MiM-ISTD: Mamba-in-Mamba for Efficient Infrared Small Target Detection

Tianxiang Chen,Zi Ye,Zhentao Tan,Tao Gong,Yue Wu,Qi Chu,Bin Liu,Nenghai Yu,Jieping Ye
2024-06-24
Abstract:Recently, infrared small target detection (ISTD) has made significant progress, thanks to the development of basic models. Specifically, the models combining CNNs with transformers can successfully extract both local and global features. However, the disadvantage of the transformer is also inherited, i.e., the quadratic computational complexity to sequence length. Inspired by the recent basic model with linear complexity for long-distance modeling, Mamba, we explore the potential of this state space model for ISTD task in terms of effectiveness and efficiency in the paper. However, directly applying Mamba achieves suboptimal performances due to the insufficient harnessing of local features, which are imperative for detecting small targets. Instead, we tailor a nested structure, Mamba-in-Mamba (MiM-ISTD), for efficient ISTD. It consists of Outer and Inner Mamba blocks to adeptly capture both global and local features. Specifically, we treat the local patches as "visual sentences" and use the Outer Mamba to explore the global information. We then decompose each visual sentence into sub-patches as "visual words" and use the Inner Mamba to further explore the local information among words in the visual sentence with negligible computational costs. By aggregating the visual word and visual sentence features, our MiM-ISTD can effectively explore both global and local information. Experiments on NUAA-SIRST and IRSTD-1k show the superior accuracy and efficiency of our method. Specifically, MiM-ISTD is $8 \times$ faster than the SOTA method and reduces GPU memory usage by 62.2$\%$ when testing on $2048 \times 2048$ images, overcoming the computation and memory constraints on high-resolution infrared images.

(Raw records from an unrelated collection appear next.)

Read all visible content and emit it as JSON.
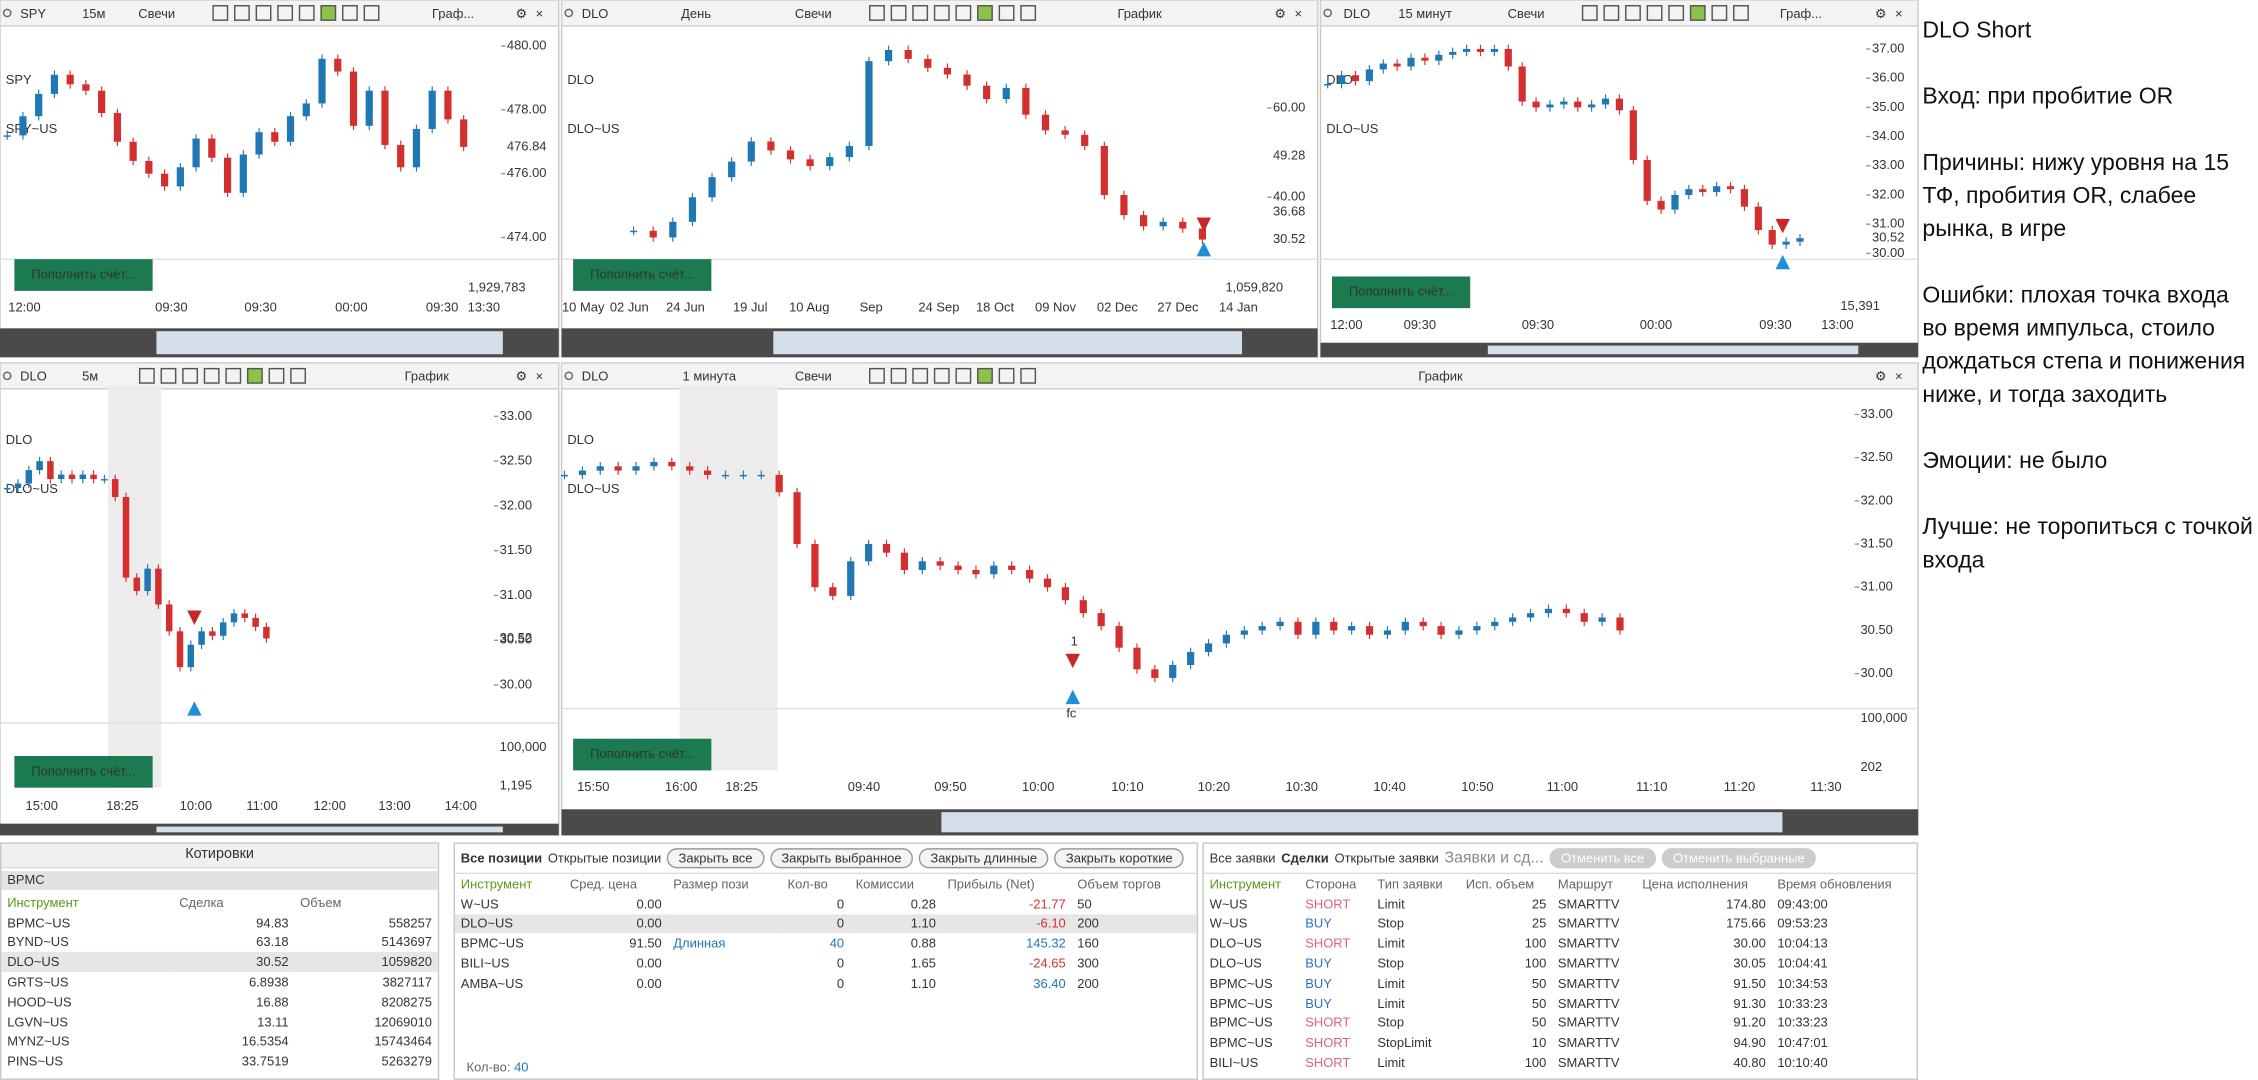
{
  "candle_colors": {
    "up": "#1f78b4",
    "down": "#d32f2f"
  },
  "charts": [
    {
      "symbol": "SPY",
      "timeframe": "15м",
      "style": "Свечи",
      "title": "Граф...",
      "watermark": "SPY",
      "watermark_sub": "SPY~US",
      "ylim": [
        473.41,
        480.63
      ],
      "yticks": [
        {
          "value": 480,
          "label": "480.00"
        },
        {
          "value": 478,
          "label": "478.00"
        },
        {
          "value": 476,
          "label": "476.00"
        },
        {
          "value": 474,
          "label": "474.00"
        }
      ],
      "price_labels": [
        {
          "value": 476.84,
          "color": "#c62828"
        }
      ],
      "xticks": [
        "12:00",
        "09:30",
        "09:30",
        "00:00",
        "09:30",
        "13:30"
      ],
      "volume_labels": [
        "1,929,783"
      ],
      "button": "Пополнить счёт...",
      "closes": [
        477.2,
        477.8,
        478.5,
        479.1,
        478.8,
        478.6,
        477.9,
        477.0,
        476.4,
        476.0,
        475.6,
        476.2,
        477.1,
        476.5,
        475.4,
        476.6,
        477.3,
        477.0,
        477.8,
        478.2,
        479.6,
        479.2,
        477.5,
        478.6,
        476.9,
        476.2,
        477.4,
        478.6,
        477.7,
        476.84
      ]
    },
    {
      "symbol": "DLO",
      "timeframe": "День",
      "style": "Свечи",
      "title": "График",
      "watermark": "DLO",
      "watermark_sub": "DLO~US",
      "ylim": [
        26.77,
        78.39
      ],
      "yticks": [
        {
          "value": 60,
          "label": "60.00"
        },
        {
          "value": 40,
          "label": "40.00"
        }
      ],
      "price_labels": [
        {
          "value": 49.28,
          "color": "#2b35c8"
        },
        {
          "value": 36.68,
          "color": "#2fc4d8"
        },
        {
          "value": 30.52,
          "color": "#c62828"
        }
      ],
      "xticks": [
        "10 May",
        "02 Jun",
        "24 Jun",
        "19 Jul",
        "10 Aug",
        "Sep",
        "24 Sep",
        "18 Oct",
        "09 Nov",
        "02 Dec",
        "27 Dec",
        "14 Jan"
      ],
      "volume_labels": [
        "1,059,820"
      ],
      "button": "Пополнить счёт...",
      "closes": [
        32.5,
        31.0,
        34.5,
        40.0,
        44.5,
        48.0,
        52.5,
        50.5,
        48.5,
        47.0,
        49.0,
        51.5,
        70.5,
        73.0,
        71.0,
        69.0,
        67.5,
        65.0,
        62.0,
        64.5,
        58.5,
        55.0,
        54.0,
        51.5,
        40.5,
        36.0,
        33.5,
        34.5,
        33.0,
        30.52
      ]
    },
    {
      "symbol": "DLO",
      "timeframe": "15 минут",
      "style": "Свечи",
      "title": "Граф...",
      "watermark": "DLO",
      "watermark_sub": "DLO~US",
      "ylim": [
        29.9,
        37.79
      ],
      "yticks": [
        {
          "value": 37,
          "label": "37.00"
        },
        {
          "value": 36,
          "label": "36.00"
        },
        {
          "value": 35,
          "label": "35.00"
        },
        {
          "value": 34,
          "label": "34.00"
        },
        {
          "value": 33,
          "label": "33.00"
        },
        {
          "value": 32,
          "label": "32.00"
        },
        {
          "value": 31,
          "label": "31.00"
        },
        {
          "value": 30,
          "label": "30.00"
        }
      ],
      "price_labels": [
        {
          "value": 30.52,
          "color": "#c62828"
        }
      ],
      "xticks": [
        "12:00",
        "09:30",
        "09:30",
        "00:00",
        "09:30",
        "13:00"
      ],
      "volume_labels": [
        "15,391"
      ],
      "button": "Пополнить счёт...",
      "closes": [
        35.8,
        36.1,
        35.9,
        36.3,
        36.5,
        36.4,
        36.7,
        36.6,
        36.8,
        36.9,
        37.0,
        36.9,
        37.0,
        36.4,
        35.2,
        35.0,
        35.1,
        35.2,
        35.0,
        35.1,
        35.3,
        34.9,
        33.2,
        31.8,
        31.5,
        32.0,
        32.2,
        32.1,
        32.3,
        32.2,
        31.6,
        30.8,
        30.3,
        30.4,
        30.52
      ]
    },
    {
      "symbol": "DLO",
      "timeframe": "5м",
      "title": "График",
      "watermark": "DLO",
      "watermark_sub": "DLO~US",
      "ylim": [
        29.61,
        33.34
      ],
      "yticks": [
        {
          "value": 33,
          "label": "33.00"
        },
        {
          "value": 32.5,
          "label": "32.50"
        },
        {
          "value": 32,
          "label": "32.00"
        },
        {
          "value": 31.5,
          "label": "31.50"
        },
        {
          "value": 31,
          "label": "31.00"
        },
        {
          "value": 30.5,
          "label": "30.50"
        },
        {
          "value": 30,
          "label": "30.00"
        }
      ],
      "price_labels": [
        {
          "value": 30.52,
          "color": "#c62828"
        }
      ],
      "xticks": [
        "15:00",
        "18:25",
        "10:00",
        "11:00",
        "12:00",
        "13:00",
        "14:00"
      ],
      "volume_labels": [
        "100,000",
        "1,195"
      ],
      "button": "Пополнить счёт...",
      "closes": [
        32.2,
        32.25,
        32.4,
        32.5,
        32.3,
        32.35,
        32.3,
        32.35,
        32.3,
        32.3,
        32.1,
        31.2,
        31.05,
        31.3,
        30.9,
        30.6,
        30.2,
        30.45,
        30.6,
        30.55,
        30.7,
        30.8,
        30.75,
        30.65,
        30.52
      ]
    },
    {
      "symbol": "DLO",
      "timeframe": "1 минута",
      "style": "Свечи",
      "title": "График",
      "watermark": "DLO",
      "watermark_sub": "DLO~US",
      "ylim": [
        29.63,
        33.33
      ],
      "yticks": [
        {
          "value": 33,
          "label": "33.00"
        },
        {
          "value": 32.5,
          "label": "32.50"
        },
        {
          "value": 32,
          "label": "32.00"
        },
        {
          "value": 31.5,
          "label": "31.50"
        },
        {
          "value": 31,
          "label": "31.00"
        },
        {
          "value": 30,
          "label": "30.00"
        }
      ],
      "price_labels": [
        {
          "value": 30.5,
          "label": "30.50",
          "color": "#1f78b4"
        }
      ],
      "xticks": [
        "15:50",
        "16:00",
        "18:25",
        "09:40",
        "09:50",
        "10:00",
        "10:10",
        "10:20",
        "10:30",
        "10:40",
        "10:50",
        "11:00",
        "11:10",
        "11:20",
        "11:30"
      ],
      "volume_labels": [
        "100,000",
        "202"
      ],
      "button": "Пополнить счёт...",
      "annotations": [
        "1",
        "fc"
      ],
      "closes": [
        32.3,
        32.35,
        32.4,
        32.35,
        32.4,
        32.45,
        32.4,
        32.35,
        32.3,
        32.3,
        32.3,
        32.3,
        32.1,
        31.5,
        31.0,
        30.9,
        31.3,
        31.5,
        31.4,
        31.2,
        31.3,
        31.25,
        31.2,
        31.15,
        31.25,
        31.2,
        31.1,
        31.0,
        30.85,
        30.7,
        30.55,
        30.3,
        30.05,
        29.95,
        30.1,
        30.25,
        30.35,
        30.45,
        30.5,
        30.55,
        30.6,
        30.45,
        30.6,
        30.5,
        30.55,
        30.45,
        30.5,
        30.6,
        30.55,
        30.45,
        30.5,
        30.55,
        30.6,
        30.65,
        30.7,
        30.75,
        30.7,
        30.6,
        30.65,
        30.5
      ]
    }
  ],
  "quotes": {
    "title": "Котировки",
    "search": "BPMC",
    "columns": [
      "Инструмент",
      "Сделка",
      "Объем"
    ],
    "rows": [
      [
        "BPMC~US",
        "94.83",
        "558257"
      ],
      [
        "BYND~US",
        "63.18",
        "5143697"
      ],
      [
        "DLO~US",
        "30.52",
        "1059820"
      ],
      [
        "GRTS~US",
        "6.8938",
        "3827117"
      ],
      [
        "HOOD~US",
        "16.88",
        "8208275"
      ],
      [
        "LGVN~US",
        "13.11",
        "12069010"
      ],
      [
        "MYNZ~US",
        "16.5354",
        "15743464"
      ],
      [
        "PINS~US",
        "33.7519",
        "5263279"
      ]
    ]
  },
  "positions": {
    "tabs": [
      "Все позиции",
      "Открытые позиции"
    ],
    "buttons": [
      "Закрыть все",
      "Закрыть выбранное",
      "Закрыть длинные",
      "Закрыть короткие"
    ],
    "columns": [
      "Инструмент",
      "Сред. цена",
      "Размер пози",
      "Кол-во",
      "Комиссии",
      "Прибыль (Net)",
      "Объем торгов"
    ],
    "rows": [
      [
        "W~US",
        "0.00",
        null,
        "0",
        "0.28",
        "-21.77",
        "50"
      ],
      [
        "DLO~US",
        "0.00",
        null,
        "0",
        "1.10",
        "-6.10",
        "200"
      ],
      [
        "BPMC~US",
        "91.50",
        "Длинная",
        "40",
        "0.88",
        "145.32",
        "160"
      ],
      [
        "BILI~US",
        "0.00",
        null,
        "0",
        "1.65",
        "-24.65",
        "300"
      ],
      [
        "AMBA~US",
        "0.00",
        null,
        "0",
        "1.10",
        "36.40",
        "200"
      ]
    ],
    "footer_label": "Кол-во:",
    "footer_value": "40"
  },
  "orders": {
    "tabs": [
      "Все заявки",
      "Сделки",
      "Открытые заявки",
      "Заявки и сд..."
    ],
    "buttons": [
      "Отменить все",
      "Отменить выбранные"
    ],
    "columns": [
      "Инструмент",
      "Сторона",
      "Тип заявки",
      "Исп. объем",
      "Маршрут",
      "Цена исполнения",
      "Время обновления"
    ],
    "rows": [
      [
        "W~US",
        "SHORT",
        "Limit",
        "25",
        "SMARTTV",
        "174.80",
        "09:43:00"
      ],
      [
        "W~US",
        "BUY",
        "Stop",
        "25",
        "SMARTTV",
        "175.66",
        "09:53:23"
      ],
      [
        "DLO~US",
        "SHORT",
        "Limit",
        "100",
        "SMARTTV",
        "30.00",
        "10:04:13"
      ],
      [
        "DLO~US",
        "BUY",
        "Stop",
        "100",
        "SMARTTV",
        "30.05",
        "10:04:41"
      ],
      [
        "BPMC~US",
        "BUY",
        "Limit",
        "50",
        "SMARTTV",
        "91.50",
        "10:34:53"
      ],
      [
        "BPMC~US",
        "BUY",
        "Limit",
        "50",
        "SMARTTV",
        "91.30",
        "10:33:23"
      ],
      [
        "BPMC~US",
        "SHORT",
        "Stop",
        "50",
        "SMARTTV",
        "91.20",
        "10:33:23"
      ],
      [
        "BPMC~US",
        "SHORT",
        "StopLimit",
        "10",
        "SMARTTV",
        "94.90",
        "10:47:01"
      ],
      [
        "BILI~US",
        "SHORT",
        "Limit",
        "100",
        "SMARTTV",
        "40.80",
        "10:10:40"
      ]
    ]
  },
  "notes": {
    "title": "DLO Short",
    "paragraphs": [
      "Вход: при пробитие OR",
      "Причины: нижу уровня на 15 ТФ, пробития OR, слабее рынка, в игре",
      "Ошибки: плохая точка входа во время импульса, стоило дождаться степа и понижения ниже, и тогда заходить",
      "Эмоции: не было",
      "Лучше: не торопиться с точкой входа"
    ]
  }
}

Computer Vision and Pattern Recognition
What problem does this paper attempt to address?
This paper focuses on the problem of infrared small target detection (ISTD), which is a binary segmentation task widely used in remote sensing and military tracking systems. Current methods mainly consist of traditional algorithms and deep learning methods, with deep learning methods such as Convolutional Neural Networks (CNN) improving performance but lacking in capturing global information, making it easy to miss small targets. On the other hand, methods combining CNN and Transformer can handle long-range dependencies but have high computational complexity. The paper proposes a new model structure called Mamba-in-Mamba (MiM-ISTD) for effective and efficient infrared small target detection. MiM-ISTD consists of two Mamba blocks, inner and outer, which can capture both global and local features. It divides the image into "visual sentences" and "visual words", where the outer Mamba block processes global information and the inner Mamba block further explores local information within each "visual sentence" to capture key local features with lower computational cost. Experimental results show that MiM-ISTD achieves superior accuracy and efficiency on the NUAA-SIRST and IRSTD-1k datasets, with a speed improvement of 8 times and a 62.2% reduction in GPU memory usage compared to existing methods. In summary, the paper aims to address the efficiency and accuracy issues in infrared small target detection by introducing the linear complexity Mamba model and making improvements, improving accuracy in small target detection while reducing computational and memory consumption.